Mpox em 2026: o que você precisa saber sobre a doença e a situação no Brasil
A Mpox voltou às manchetes internacionais recentemente devido à descoberta de novas cepas (variantes), mas é fundamental entender que, no Brasil, o cenário é de monitoramento ativo e controle, sem motivo para pânico, mas com necessidade de informação correta.
1. O que é a Mpox e qual sua origem?
A Mpox é uma zoonose viral (doença transmitida de animais para humanos) causada pelo vírus Mpox (MPXV), que pertence à mesma família da varíola humana.
- Origem: O vírus foi descoberto pela primeira vez em 1958, em macacos de laboratório (daí o nome antigo), mas os principais hospedeiros na natureza são roedores africanos. O primeiro caso humano foi registrado em 1970, na República Democrática do Congo.
2. Como acontece a contaminação?
A transmissão ocorre principalmente pelo contato próximo e direto:
- Pele com pele: Contato com as lesões (bolhas e feridas) de uma pessoa infectada.
- Contato íntimo: Relações sexuais são uma via importante de transmissão documentada nos surtos recentes.
- Objetos contaminados: Compartilhar toalhas, lençóis, roupas ou talheres usados por alguém com lesões ativas.
- Gotículas: Contato prolongado e muito próximo (frente a frente) através de secreções respiratórias.
3. O que acontece com a pessoa infectada? (Sintomas)
O período de incubação (do contágio até os primeiros sinais) varia de 3 a 21 dias. Os sintomas costumam seguir esta ordem:
- Sinais Iniciais: Febre súbita, dor de cabeça forte, dores musculares, cansaço e ínguas (linfonodos inchados no pescoço ou virilha) — este último é o sinal que mais diferencia a Mpox de outras doenças de pele.
- Erupções Cutâneas: Surgem manchas que evoluem para bolhas, depois pústulas (com pus) e, por fim, crostas que caem. Elas podem aparecer no rosto, mãos, pés, região genital ou anal.

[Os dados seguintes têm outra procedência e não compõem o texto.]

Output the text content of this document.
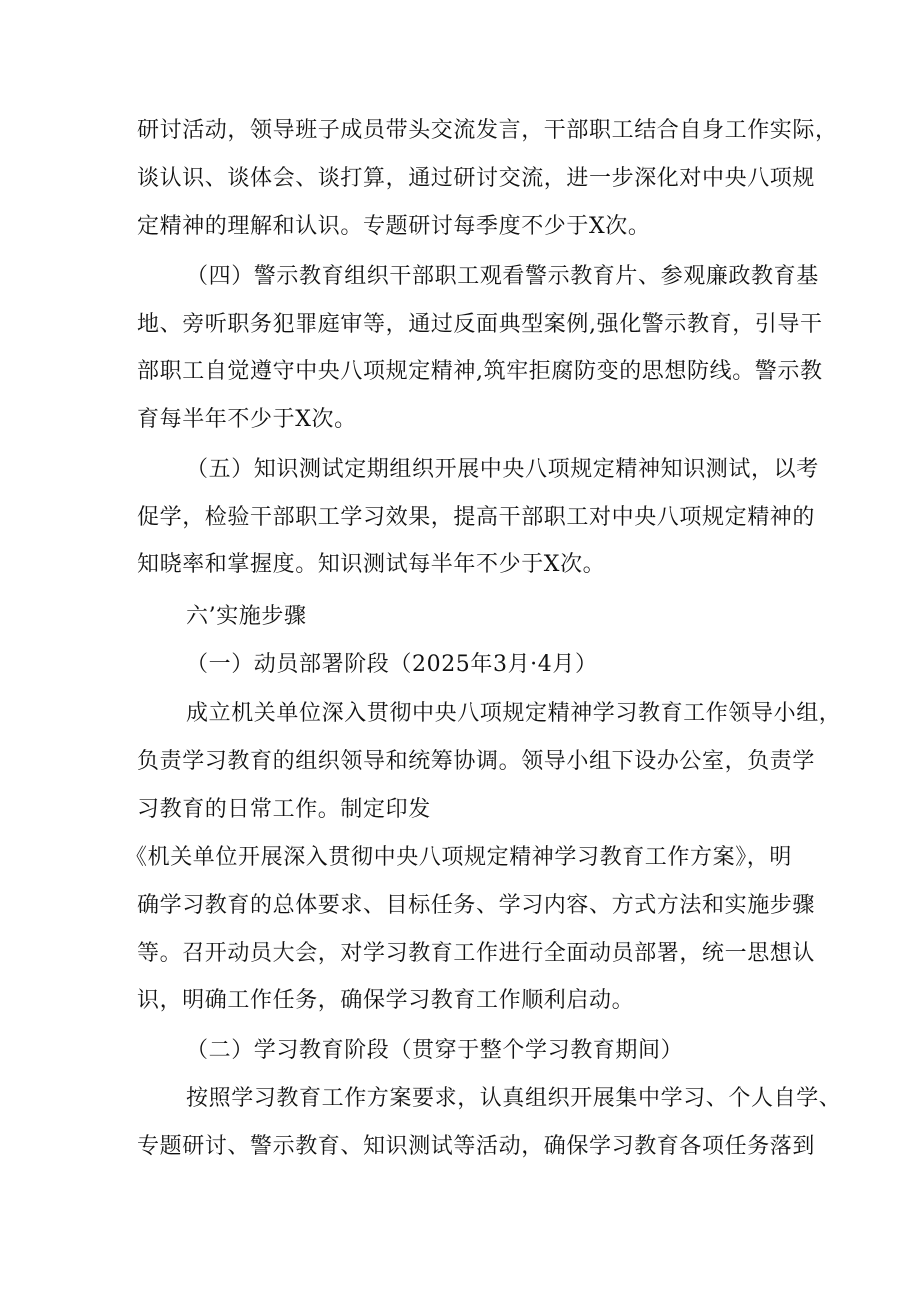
研讨活动，领导班子成员带头交流发言，干部职工结合自身工作实际，
谈认识、谈体会、谈打算，通过研讨交流，进一步深化对中央八项规
定精神的理解和认识。专题研讨每季度不少于X次。
（四）警示教育组织干部职工观看警示教育片、参观廉政教育基
地、旁听职务犯罪庭审等，通过反面典型案例,强化警示教育，引导干
部职工自觉遵守中央八项规定精神,筑牢拒腐防变的思想防线。警示教
育每半年不少于X次。
（五）知识测试定期组织开展中央八项规定精神知识测试，以考
促学，检验干部职工学习效果，提高干部职工对中央八项规定精神的
知晓率和掌握度。知识测试每半年不少于X次。
六’实施步骤
（一）动员部署阶段（2025年3月·4月）
成立机关单位深入贯彻中央八项规定精神学习教育工作领导小组，
负责学习教育的组织领导和统筹协调。领导小组下设办公室，负责学
习教育的日常工作。制定印发
《机关单位开展深入贯彻中央八项规定精神学习教育工作方案》，明
确学习教育的总体要求、目标任务、学习内容、方式方法和实施步骤
等。召开动员大会，对学习教育工作进行全面动员部署，统一思想认
识，明确工作任务，确保学习教育工作顺利启动。
（二）学习教育阶段（贯穿于整个学习教育期间）
按照学习教育工作方案要求，认真组织开展集中学习、个人自学、
专题研讨、警示教育、知识测试等活动，确保学习教育各项任务落到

- Gravidade: Na maioria das pessoas, a doença é autolimitada (cura sozinha em 2 a 4 semanas). No entanto, em pacientes imunossuprimidos, crianças e gestantes, podem ocorrer complicações como pneumonia e infecções cerebrais.
4. A situação no Brasil e em Santa Catarina (Dados de 2026)
O Brasil mantém uma rede de vigilância eficiente para identificar casos rapidamente.
- Brasil: Até o final de fevereiro de 2026, o país registrou cerca de 90 casos confirmados, concentrados majoritariamente em São Paulo e Rio de Janeiro. A boa notícia é que a imensa maioria dos casos é leve e não houve registros de óbitos no ano corrente até o momento.
- Santa Catarina: O estado permanece em situação estável. Em fevereiro de 2026, a DIVE/SC reportou apenas um caso confirmado e alguns casos suspeitos em investigação (especialmente na Grande Florianópolis). O número de notificações em 2026 é significativamente menor do que no mesmo período de 2025, indicando uma queda na circulação do vírus no estado.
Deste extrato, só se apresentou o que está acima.